Rush Limborg wrote: View Post
^I myself would say it would be necessary. As for the question of morality, I would say: what would be the alternative, in allowing the reactor to exist?

Assuming the government is the same as it is now...the alternative is either 1) genocide by Iran's government (remember, Ahmadinejad has repeatedly expressed his desire to destroy Israel), or 2) international nuclear war, heralded by the US fighting to prevent this genocide.
Actually, one of the reasons I chose Iran is that the intentions of the Iranian government are not nearly so clear as what you're claiming.

Just like the Breen's.

The Breen clearly intend to try to start out-competing the Federation. Does that mean they intend to actually start a war? Or to actually act in an aggressive manner against Federation citizens, territory, or otherwise threaten Federation security?

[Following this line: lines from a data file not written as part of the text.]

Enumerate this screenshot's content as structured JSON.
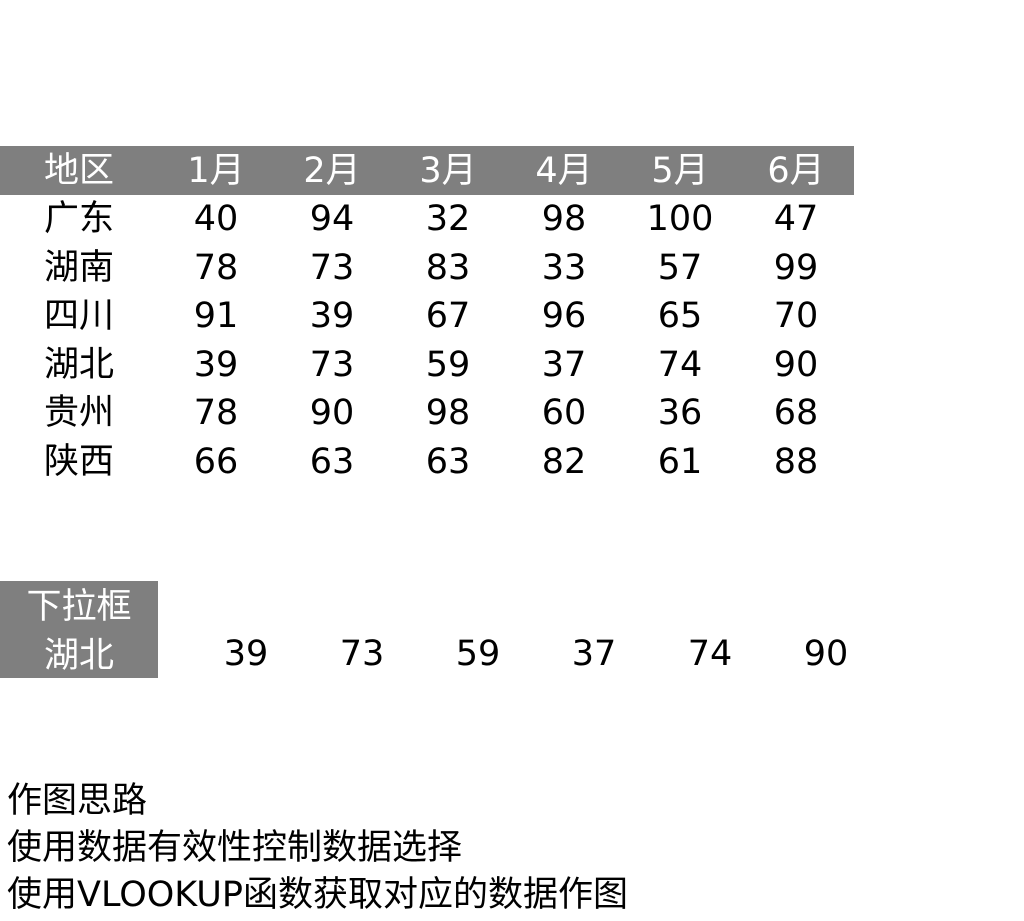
{
  "table": {
    "header": [
      "地区",
      "1月",
      "2月",
      "3月",
      "4月",
      "5月",
      "6月"
    ],
    "rows": [
      [
        "广东",
        "40",
        "94",
        "32",
        "98",
        "100",
        "47"
      ],
      [
        "湖南",
        "78",
        "73",
        "83",
        "33",
        "57",
        "99"
      ],
      [
        "四川",
        "91",
        "39",
        "67",
        "96",
        "65",
        "70"
      ],
      [
        "湖北",
        "39",
        "73",
        "59",
        "37",
        "74",
        "90"
      ],
      [
        "贵州",
        "78",
        "90",
        "98",
        "60",
        "36",
        "68"
      ],
      [
        "陕西",
        "66",
        "63",
        "63",
        "82",
        "61",
        "88"
      ]
    ]
  },
  "dropdown": {
    "label": "下拉框",
    "selected": "湖北",
    "values": [
      "39",
      "73",
      "59",
      "37",
      "74",
      "90"
    ]
  },
  "notes": {
    "title": "作图思路",
    "line1": "使用数据有效性控制数据选择",
    "line2": "使用VLOOKUP函数获取对应的数据作图"
  },
  "colors": {
    "header_fill": "#7f7f7f",
    "header_text": "#ffffff"
  }
}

The Federation clearly believes the Breen intend to share slipstream technology with the other Typhon Pact members. Yet we know for a fact, from their internal politics scenes, that the Breen intend to monopolize the slipstream to compete with their fellow Pact members.

Similarly, Iran's intentions are not clear. Ahmadinejad has said what he's said, but Ahmadinejad is not the actual ruler of the country -- Supreme Leader Ali Khamenei is the real power in Iran, and he's been quite a bit less belligerent over his twenty-one years in power. I'm not going to say anything else about this, other than that the Iranian government's intentions are not clear.